ELKHART LAKE, Wis. -- Tony Eury Jr. wasn't so much walking Road America's pit road as prowling it. Backpack slung over shoulder, notes binder wedged in the crook of his meaty arm, his eyes were slits under a cap brim, and they were tracing the movements of the man who had just crawled from a race car and ripped a balaclava from his sweaty shaved head. Their glares interlocked. They didn't actually touch, which was likely fortunate for both, but Danica Patrick's Nationwide Series crew chief leaned in close for emphasis.
Whether Jacques Villeneuve deciphered much of what Eury said in his North Carolina drawl amid the growl of passing race cars is unclear. All he really needed to discern was "a------'' and "why do you have to come here and run over people?"
Villeneuve, a former Formula One and Indianapolis 500 champion who moonlights in NASCAR road races, rebuffed Eury, his eyes widening, and stormed away. He returned to make another point but Eury, already walking away, ignored him.
Eury's grievance was simple: Patrick had raced hard and smart for almost the entire Nationwide race Saturday, led fleetingly if not officially, was battling to retain a fourth-place spot on the final lap, when Villeneuve made hard contact from behind to send her spinning into the gravel pit at Turn 5. Villeneuve, who led 10 laps before spinning off course midway through the race, finished sixth. Patrick finished 12th.

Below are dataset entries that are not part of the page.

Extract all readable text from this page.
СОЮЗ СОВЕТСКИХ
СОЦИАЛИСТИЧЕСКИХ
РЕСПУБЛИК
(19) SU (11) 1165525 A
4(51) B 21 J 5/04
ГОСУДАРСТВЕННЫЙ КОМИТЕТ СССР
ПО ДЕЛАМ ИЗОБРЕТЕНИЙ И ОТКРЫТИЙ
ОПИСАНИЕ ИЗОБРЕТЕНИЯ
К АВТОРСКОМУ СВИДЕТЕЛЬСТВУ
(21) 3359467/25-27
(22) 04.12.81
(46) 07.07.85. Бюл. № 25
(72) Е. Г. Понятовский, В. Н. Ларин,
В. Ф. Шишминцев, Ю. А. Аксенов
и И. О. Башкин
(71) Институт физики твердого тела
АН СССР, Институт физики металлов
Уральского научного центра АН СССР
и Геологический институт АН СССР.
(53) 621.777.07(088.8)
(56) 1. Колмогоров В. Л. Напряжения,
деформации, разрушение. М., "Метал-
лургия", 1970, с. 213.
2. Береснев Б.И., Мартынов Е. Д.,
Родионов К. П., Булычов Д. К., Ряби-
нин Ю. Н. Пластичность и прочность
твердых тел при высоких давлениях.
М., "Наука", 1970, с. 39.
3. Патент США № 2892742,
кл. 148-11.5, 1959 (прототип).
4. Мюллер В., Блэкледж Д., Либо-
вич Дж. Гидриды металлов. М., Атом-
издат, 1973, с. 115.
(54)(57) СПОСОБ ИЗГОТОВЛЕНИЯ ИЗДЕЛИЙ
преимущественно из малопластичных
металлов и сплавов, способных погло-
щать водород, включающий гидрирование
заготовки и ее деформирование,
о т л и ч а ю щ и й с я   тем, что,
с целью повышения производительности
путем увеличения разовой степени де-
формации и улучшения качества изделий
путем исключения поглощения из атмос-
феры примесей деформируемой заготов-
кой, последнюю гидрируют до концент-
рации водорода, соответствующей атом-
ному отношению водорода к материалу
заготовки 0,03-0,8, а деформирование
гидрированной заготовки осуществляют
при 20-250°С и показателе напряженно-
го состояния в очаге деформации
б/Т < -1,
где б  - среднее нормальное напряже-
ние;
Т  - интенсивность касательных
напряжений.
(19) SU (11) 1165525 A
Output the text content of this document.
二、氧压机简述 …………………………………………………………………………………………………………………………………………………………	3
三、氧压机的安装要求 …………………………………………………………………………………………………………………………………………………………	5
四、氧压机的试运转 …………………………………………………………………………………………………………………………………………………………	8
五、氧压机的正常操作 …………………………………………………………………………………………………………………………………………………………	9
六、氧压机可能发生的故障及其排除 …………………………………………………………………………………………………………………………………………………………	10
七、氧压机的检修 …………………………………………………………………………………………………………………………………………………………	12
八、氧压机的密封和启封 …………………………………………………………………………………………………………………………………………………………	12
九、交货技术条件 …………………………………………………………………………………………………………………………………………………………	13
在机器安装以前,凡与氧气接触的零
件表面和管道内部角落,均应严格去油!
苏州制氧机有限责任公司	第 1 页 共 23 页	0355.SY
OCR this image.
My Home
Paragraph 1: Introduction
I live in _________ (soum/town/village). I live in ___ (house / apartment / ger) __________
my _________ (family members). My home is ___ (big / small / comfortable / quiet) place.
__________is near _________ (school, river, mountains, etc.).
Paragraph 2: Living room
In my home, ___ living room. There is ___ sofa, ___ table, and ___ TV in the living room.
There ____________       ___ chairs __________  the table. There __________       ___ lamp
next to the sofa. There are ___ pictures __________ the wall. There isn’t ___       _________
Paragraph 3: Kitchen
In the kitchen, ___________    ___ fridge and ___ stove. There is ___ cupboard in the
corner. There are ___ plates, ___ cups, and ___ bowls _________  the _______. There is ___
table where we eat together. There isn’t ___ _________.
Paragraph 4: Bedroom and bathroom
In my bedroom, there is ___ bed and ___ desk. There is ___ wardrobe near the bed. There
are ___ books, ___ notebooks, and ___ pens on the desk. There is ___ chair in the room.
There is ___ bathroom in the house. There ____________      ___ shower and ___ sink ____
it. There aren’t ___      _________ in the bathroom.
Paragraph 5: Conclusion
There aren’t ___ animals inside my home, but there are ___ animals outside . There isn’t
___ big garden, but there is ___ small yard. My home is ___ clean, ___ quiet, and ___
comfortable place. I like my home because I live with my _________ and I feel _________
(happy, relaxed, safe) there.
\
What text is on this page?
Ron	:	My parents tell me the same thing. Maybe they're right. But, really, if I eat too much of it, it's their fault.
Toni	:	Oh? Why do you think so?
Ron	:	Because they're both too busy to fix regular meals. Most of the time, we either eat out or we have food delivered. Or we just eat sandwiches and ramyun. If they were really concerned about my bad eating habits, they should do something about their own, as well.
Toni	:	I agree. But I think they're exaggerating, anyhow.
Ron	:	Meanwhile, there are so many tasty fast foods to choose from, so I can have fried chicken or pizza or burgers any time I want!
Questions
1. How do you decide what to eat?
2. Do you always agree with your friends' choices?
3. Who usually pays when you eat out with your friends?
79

Eury, who has grown up with and worked for one of NASCAR's fabled families as nephew of the late Dale Earnhardt, said Villeneuve disgraces his own bloodlines, which include his late father, Gilles, and namesake uncle.
"With a name like that and the history his family has, and for him to come here and not have any respect for anybody, it's like he's not a real race car driver in my book because he doesn't have the respect for what his name should mean," he said.